— Все двенадцать лет единственное, о чем пекся он, это об Усилении Орды. Теперь она — страшная сила.
— Похоже на правду… Уф! — На сей раз, проявив достойную смекалку, Упрям отвернул лицо. Пересыпал серебристый порошок из чашки весов в медную плошку, на глазок добавил порошков красного и белого по щепотке, старательно смешал. — Вот, высыпай в чугунок, разбавь кружкой воды и посолонь ее, посолонь. Когда песок пересыплется, — добавил он, ставя песочные часы, тоже вязантские, — еще кружку воды дольешь… А не слишком ли сложно: ради угрозы одному чародею, даже такому, как наш Наум, на двенадцать лет войну в Степи развязывать? Да и вдруг бы ослушался Баклу-бей, осел бы в том же Чурае?
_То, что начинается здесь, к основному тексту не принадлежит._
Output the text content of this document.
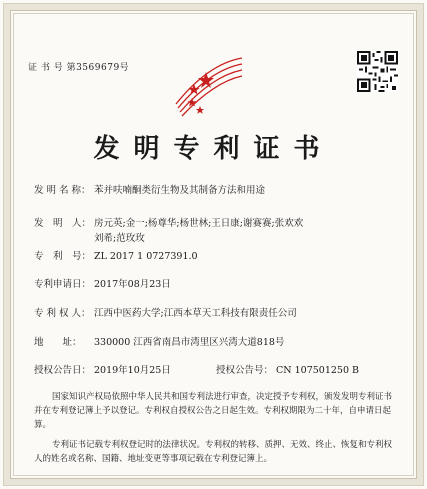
证 书 号 第3569679号
发明专利证书
发 明 名 称： 苯并呋喃酮类衍生物及其制备方法和用途
发　明　人： 房元英;金一;杨尊华;杨世林;王日康;谢赛赛;张欢欢
刘希;范玫玫
专　利　号： ZL 2017 1 0727391.0
专利申请日： 2017年08月23日
专 利 权 人： 江西中医药大学;江西本草天工科技有限责任公司
地　　址：	330000 江西省南昌市湾里区兴湾大道818号
授权公告日： 2019年10月25日	授权公告号： CN 107501250 B

国家知识产权局依照中华人民共和国专利法进行审查，决定授予专利权，颁发发明专利证书并在专利登记簿上予以登记。专利权自授权公告之日起生效。专利权期限为二十年，自申请日起算。

专利证书记载专利权登记时的法律状况。专利权的转移、质押、无效、终止、恢复和专利权人的姓名或名称、国籍、地址变更等事项记载在专利登记簿上。
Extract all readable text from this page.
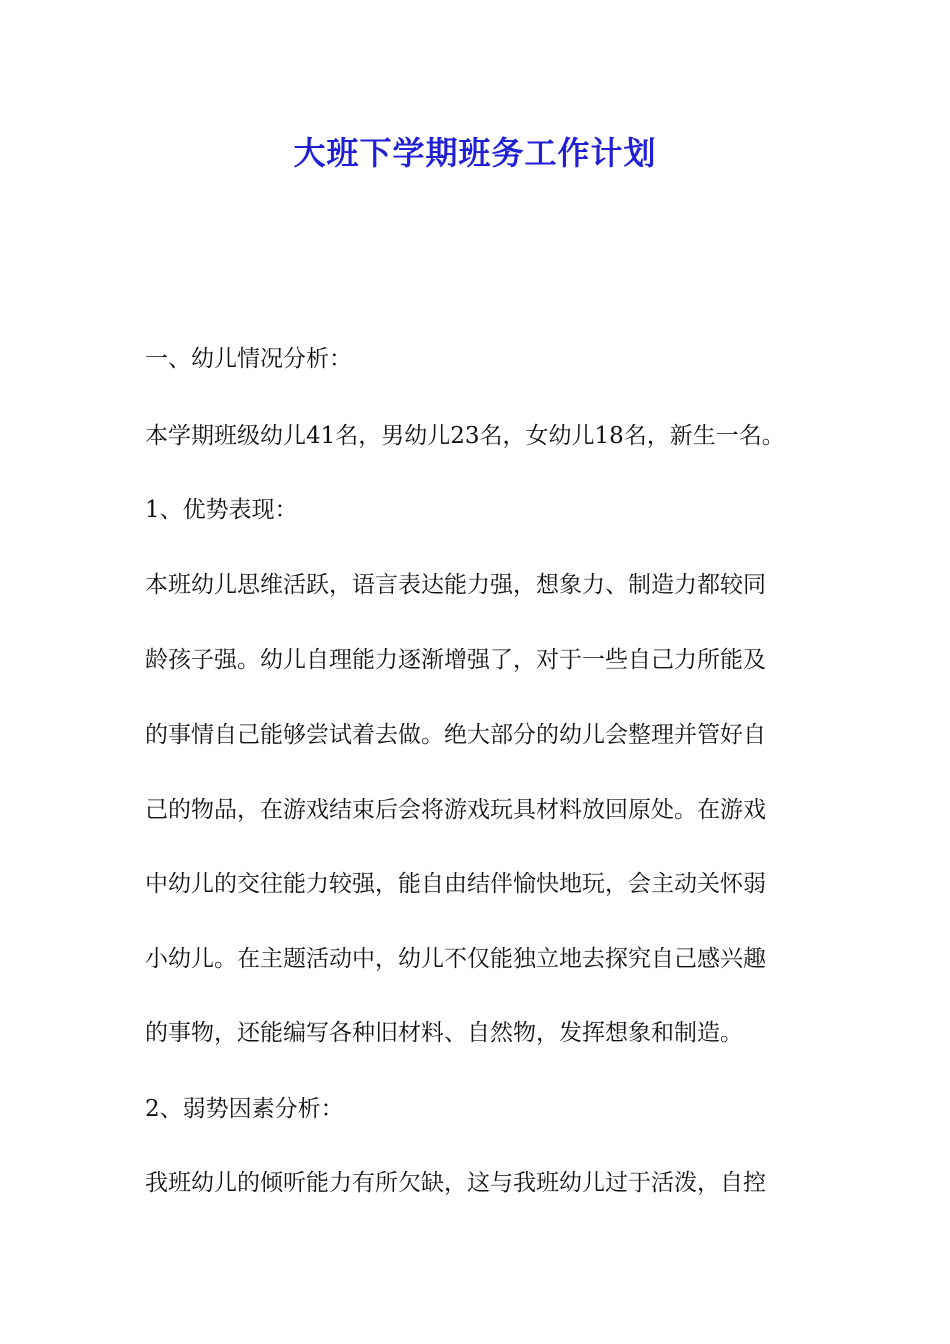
大班下学期班务工作计划

一、幼儿情况分析：

本学期班级幼儿41名，男幼儿23名，女幼儿18名，新生一名。

1、优势表现：

本班幼儿思维活跃，语言表达能力强，想象力、制造力都较同

龄孩子强。幼儿自理能力逐渐增强了，对于一些自己力所能及

的事情自己能够尝试着去做。绝大部分的幼儿会整理并管好自

己的物品，在游戏结束后会将游戏玩具材料放回原处。在游戏

中幼儿的交往能力较强，能自由结伴愉快地玩，会主动关怀弱

小幼儿。在主题活动中，幼儿不仅能独立地去探究自己感兴趣

的事物，还能编写各种旧材料、自然物，发挥想象和制造。

2、弱势因素分析：

我班幼儿的倾听能力有所欠缺，这与我班幼儿过于活泼，自控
— Как раз то, что не ослушался, и доказывает силу врага и нашу правоту, — рассудила Василиса. — Чем-то держал он хана все эти годы. Я думаю, магией. Неспроста же Хапа за Баклу-беем следовал. Через ватажника, должно быть, и приказы шли, и магия. Так что Хапа и начал, и закончил дело — сдался он ромеям по велению врага нашего. И, видно, думал, что враг поможет ему бежать, а вместо свободы смерть лютую принял.
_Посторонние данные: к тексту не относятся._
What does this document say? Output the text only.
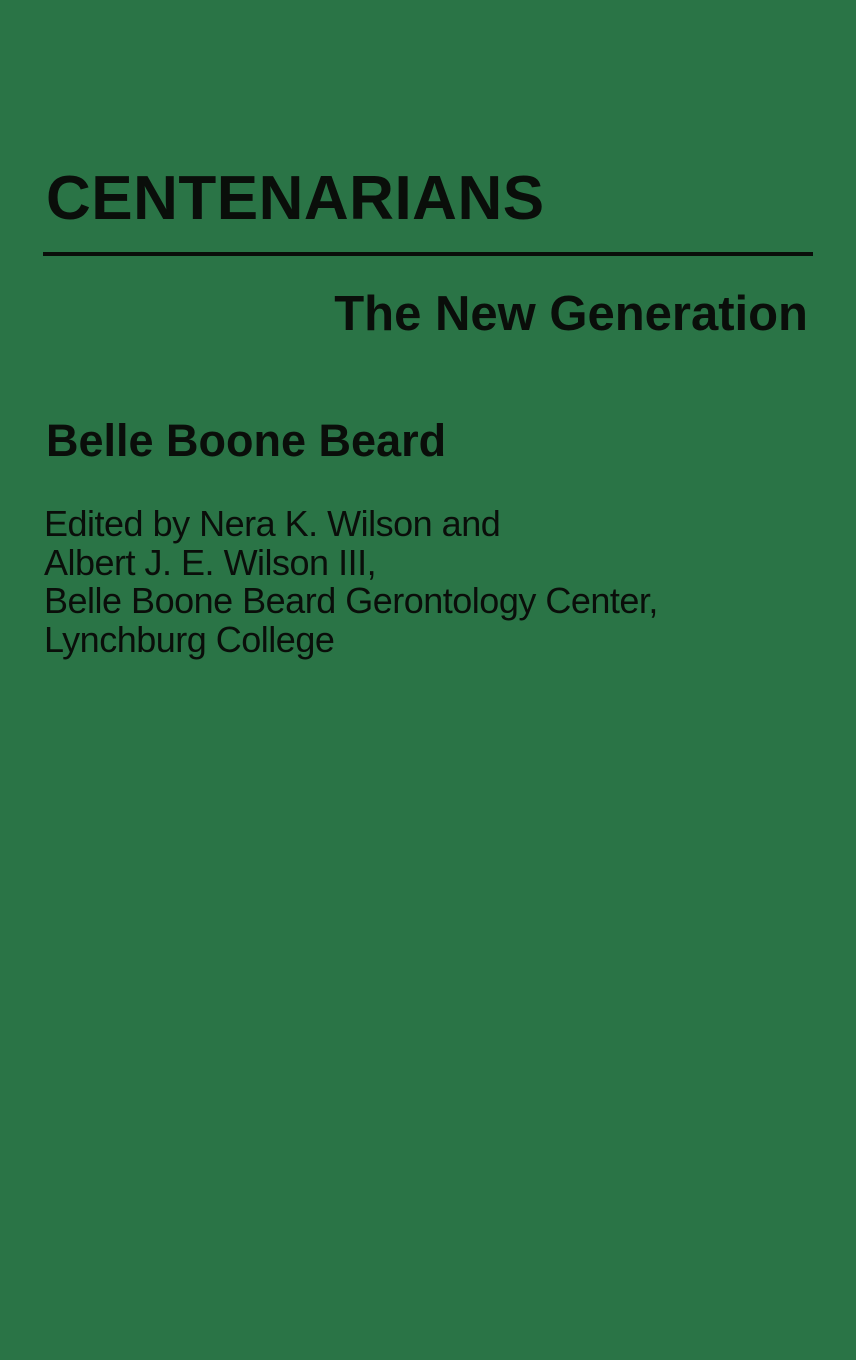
CENTENARIANS
The New Generation
Belle Boone Beard
Edited by Nera K. Wilson and
Albert J. E. Wilson III,
Belle Boone Beard Gerontology Center,
Lynchburg College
— Да, ромеи его убить не могли, — согласился Упрям. — Он ведь главный оговорщик, с него пылинки сдувать должны были… Если только не сами же ромеи все задумали.
— А вот тут я теряюсь, — признала княжна. — Звеньев еще много, а цепочка не складывается. Не могу я взять в разумение, как связаны готские орки и твердичские нави с упырями, ромейские царства с Огневой Ордой и наветом на чародея дивнинского.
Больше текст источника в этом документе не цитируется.